16/11/2008 às 00:00:00 - Atualizado em 15/11/2008 às 20:03:18

Mal-entendido

Heitor era um repórter da linha de frente. Enfrentava tudo de peito aberto, sem reclamar. Corria favela de ponta a ponta, na raça. Fazia cobertura de tiroteios como quem comia um pastel de carne na feira. Tudo para ele era normal. Vez por outra, quando diziam que a violência estava demais, ele só murmurava: "Sinais dos tempos, sinais dos tempos..."
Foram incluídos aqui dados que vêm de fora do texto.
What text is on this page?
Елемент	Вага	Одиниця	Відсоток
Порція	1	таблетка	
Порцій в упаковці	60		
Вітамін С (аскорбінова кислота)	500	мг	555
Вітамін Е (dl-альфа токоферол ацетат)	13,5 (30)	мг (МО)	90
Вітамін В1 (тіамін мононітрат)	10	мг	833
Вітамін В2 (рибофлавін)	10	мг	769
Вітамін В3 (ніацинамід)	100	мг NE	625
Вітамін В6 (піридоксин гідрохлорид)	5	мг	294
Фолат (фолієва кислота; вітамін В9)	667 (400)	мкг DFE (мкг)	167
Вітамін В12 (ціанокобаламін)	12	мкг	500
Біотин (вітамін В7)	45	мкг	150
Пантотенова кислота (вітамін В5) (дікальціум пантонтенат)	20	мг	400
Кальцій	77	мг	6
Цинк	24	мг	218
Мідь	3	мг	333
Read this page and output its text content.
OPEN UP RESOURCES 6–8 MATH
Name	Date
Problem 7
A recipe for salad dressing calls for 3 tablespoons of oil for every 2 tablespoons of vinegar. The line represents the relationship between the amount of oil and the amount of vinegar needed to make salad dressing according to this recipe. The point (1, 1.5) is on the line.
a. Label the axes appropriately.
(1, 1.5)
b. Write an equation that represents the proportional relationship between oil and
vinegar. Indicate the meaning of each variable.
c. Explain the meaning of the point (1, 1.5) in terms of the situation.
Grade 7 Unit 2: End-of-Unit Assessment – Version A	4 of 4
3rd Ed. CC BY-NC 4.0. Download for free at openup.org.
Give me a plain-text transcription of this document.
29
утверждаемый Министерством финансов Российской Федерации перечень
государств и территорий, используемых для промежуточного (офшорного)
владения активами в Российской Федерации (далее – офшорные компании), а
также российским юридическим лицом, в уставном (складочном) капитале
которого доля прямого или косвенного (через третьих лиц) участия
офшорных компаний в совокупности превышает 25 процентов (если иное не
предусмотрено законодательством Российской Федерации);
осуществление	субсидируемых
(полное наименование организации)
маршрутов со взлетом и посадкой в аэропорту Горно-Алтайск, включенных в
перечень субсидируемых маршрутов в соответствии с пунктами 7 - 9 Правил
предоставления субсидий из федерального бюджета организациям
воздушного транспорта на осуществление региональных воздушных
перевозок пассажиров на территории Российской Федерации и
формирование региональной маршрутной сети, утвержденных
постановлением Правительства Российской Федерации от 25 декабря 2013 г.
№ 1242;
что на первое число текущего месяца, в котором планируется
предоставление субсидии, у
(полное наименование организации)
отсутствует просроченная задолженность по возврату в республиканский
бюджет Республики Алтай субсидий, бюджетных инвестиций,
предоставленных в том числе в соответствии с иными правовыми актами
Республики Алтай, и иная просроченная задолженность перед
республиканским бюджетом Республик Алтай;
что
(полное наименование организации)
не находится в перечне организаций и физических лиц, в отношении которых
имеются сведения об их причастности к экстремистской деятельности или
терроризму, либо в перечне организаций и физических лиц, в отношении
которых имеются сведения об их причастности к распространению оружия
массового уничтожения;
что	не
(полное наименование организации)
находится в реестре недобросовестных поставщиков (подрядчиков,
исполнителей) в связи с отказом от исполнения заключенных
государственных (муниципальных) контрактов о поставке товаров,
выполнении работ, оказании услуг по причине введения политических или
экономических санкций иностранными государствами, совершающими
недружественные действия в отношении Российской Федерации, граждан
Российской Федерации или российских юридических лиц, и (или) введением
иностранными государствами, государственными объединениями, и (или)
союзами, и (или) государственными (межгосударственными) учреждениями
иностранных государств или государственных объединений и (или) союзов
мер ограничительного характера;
Havia anos que perambulava pelas delegacias, com uma Bic escrita fina na mão esquerda - era canhoto - e uma cadernetinha na direita. Daquelas que as crianças usavam nas escolas, para levar recado dos professores aos pais. Heitor não abria mão da caderneta, porque cabia direitinho no bolso do paletó. Em qualquer circunstância e em qualquer lugar que precisasse fazer uma anotação, ela estava ali, segura, no fundo do bolso. Mesmo nos dias mais quentes ele usava paletó - era um hábito de família -, de forma que a cadernetinha já fazia parte de sua indumentária.

Corajoso. Era assim que Heitor gostava de ser chamado. Não era um homem bonito, muito menos rico. Também não tinha muita popularidade com as mulheres, mas era inegável sua coragem. Talvez fosse a melhor de suas qualidades. Graças a ela, fazia grandes reportagens e narrava detalhes de tragédias que mais ninguém conseguia apurar. Já tinha entrevistado muito bandidão e era tratado com respeito pela polícia. Isso lhe bastava para viver bem, apesar do minguado salário que nunca chegava ao fim do mês.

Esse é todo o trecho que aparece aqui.